I’m not sure I would go that far, to be honest. As the MC of a long-running open mic night, I’m well aware of the value of a good round of applause as a sign of affirmation. It’s particularly important for those who are new to writing poetry, or to performing it in public. It also matters a lot to those visiting a performance night for the first time, who may be seasoned performers but could well be strangers to the rest of the audience. The enthusiasm of an audience response can be the difference between that person coming back, and maybe becoming a regular, and them never darkening your door again.

So I was rather disconcerted when, after a visitation from the good people at Write Out Loud last year, The Speakers’ Corner came in for criticism precisely because not all audience members clapped every single poem that was performed. The majority got applause, or at least that was my impression. But for other poems, the response was more along the lines of the considered “hmmm” or the admiring “oh!”, and the poets for the most part took this as a sign of affirmation of their work just as they would have done had they been met with a round of applause. There was certainly nobody who performed that night who wasn’t roundly applauded at the end of their set, whether or not there were claps between poems.

I didn’t think this was an especially big deal. The audience at Speakers’ Corner is always supportive. We don’t boo. We don’t heckle (unless we know the performer very well, and know they won’t mind). We listen really attentively, especially when newcomers are performing. Saboteur Award winner Steve Nash gave his first public performances of poetry at Speakers’ Corner, and even gave us a word of thanks in an interview to Write Out Loud because of the quality of the welcome and the support he always found from the Speakers’ Corner audience. There have been plenty of others, through the years, who have first performed for us as nervous newcomers, and gone on to write prize winning poetry and perform at slams and spoken word shows.

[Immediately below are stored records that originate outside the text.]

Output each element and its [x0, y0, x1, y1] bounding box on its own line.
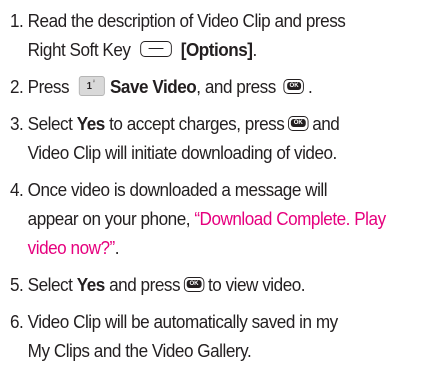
- yes-label: Yes: [76, 274, 106, 295]
- step-text: to accept charges, press: [109, 113, 285, 134]
- ok-key-icon: OK: [288, 115, 309, 131]
- right-soft-key-icon: [139, 41, 172, 58]
- step-text: and press: [109, 274, 181, 295]
- save-video-label: Save Video: [109, 76, 197, 97]
- step-text: Video Clip will be automatically saved i…: [27, 311, 339, 332]
- ok-key-label: OK: [286, 81, 302, 90]
- punctuation: .: [308, 76, 313, 97]
- step-number: 5.: [10, 274, 24, 295]
- step-text: Right Soft Key: [27, 39, 131, 60]
- step-6: 6. Video Clip will be automatically save…: [10, 307, 412, 365]
- step-4: 4. Once video is downloaded a message wi…: [10, 175, 412, 262]
- step-number: 4.: [10, 179, 24, 200]
- step-number: 1.: [10, 10, 24, 31]
- step-3: 3. Select Yes to accept charges, press OK…: [10, 109, 412, 167]
- step-text: Read the description of Video Clip and p…: [27, 10, 346, 31]
- step-text: Select: [27, 274, 73, 295]
- instruction-steps: 1. Read the description of Video Clip an…: [10, 6, 412, 373]
- key-sub: ♀: [91, 79, 97, 86]
- step-number: 2.: [10, 76, 24, 97]
- step-5: 5. Select Yes and press OK to view video.: [10, 270, 412, 299]
- step-1: 1. Read the description of Video Clip an…: [10, 6, 412, 64]
- step-text: Video Clip will initiate downloading of …: [27, 142, 338, 163]
- step-text: Select: [27, 113, 73, 134]
- step-text: to view video.: [207, 274, 306, 295]
- step-text: , and press: [196, 76, 276, 97]
- one-key-icon: 1♀: [78, 76, 105, 97]
- step-text: My Clips and the Video Gallery.: [27, 340, 252, 361]
- yes-label: Yes: [76, 113, 106, 134]
- step-text: Once video is downloaded a message will: [27, 179, 328, 200]
- options-label: [Options]: [180, 39, 253, 60]
- step-2: 2. Press 1♀ Save Video, and press OK.: [10, 72, 412, 101]
- step-text: appear on your phone,: [27, 208, 191, 229]
- step-number: 6.: [10, 311, 24, 332]
- step-text: Press: [27, 76, 70, 97]
- ok-key-label: OK: [290, 118, 306, 127]
- punctuation: .: [114, 237, 120, 258]
- ok-key-icon: OK: [183, 276, 205, 292]
- step-text: and: [312, 113, 340, 134]
- ok-key-label: OK: [186, 279, 202, 288]
- step-number: 3.: [10, 113, 24, 134]
- punctuation: .: [252, 39, 258, 60]
- ok-key-icon: OK: [283, 78, 305, 94]
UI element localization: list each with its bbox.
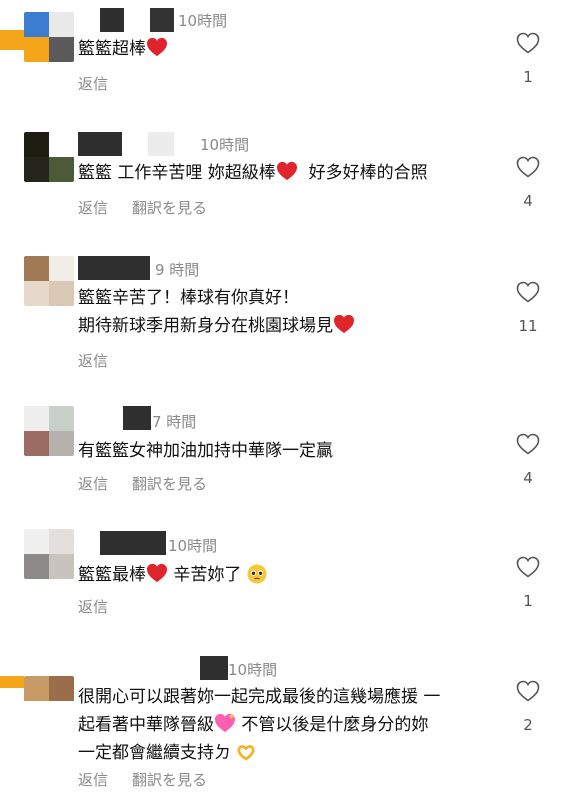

Our visitors from Write Out Loud saw it differently, however. In fact, in one-to-one feedback after the event, I was told that one or two of the group had been planning to perform for us that night, but had been put off doing so precisely because they didn’t think they would be applauded. They therefore didn’t feel that their poetry would be welcome.

That stung and saddened me. I’d hate to think of anybody coming to Speakers’ Corner and feeling that their poetic offerings are not going to be appreciated (unless they are using their verse to extol the virtues of Nigel Farage, possibly). I’ve been soul-searching for the better part of a year to work out if we were doing anything wrong, and if so, how we can improve. And to be honest, I haven’t come up with any answers.

I don’t want to insist that the audience clap every poem. I’d rather have the appreciative murmur for the “hmmm” poem, the shocked silence when someone performs an especially hard-hitting piece. Should we applaud a poem about a rape? Or about the drowning of a Syrian refugee? My gut tells me that applause for the poem is not the right response (though applause for the poet, in due course, certainly would be). I want the audience to have the freedom to exercise the right not to applaud if that poem about the virtues of Nigel Farage gets an airing. But I don’t want anyone to feel that the possibility of not being applauded means a risk of them not being appreciated for sharing their creativity with us.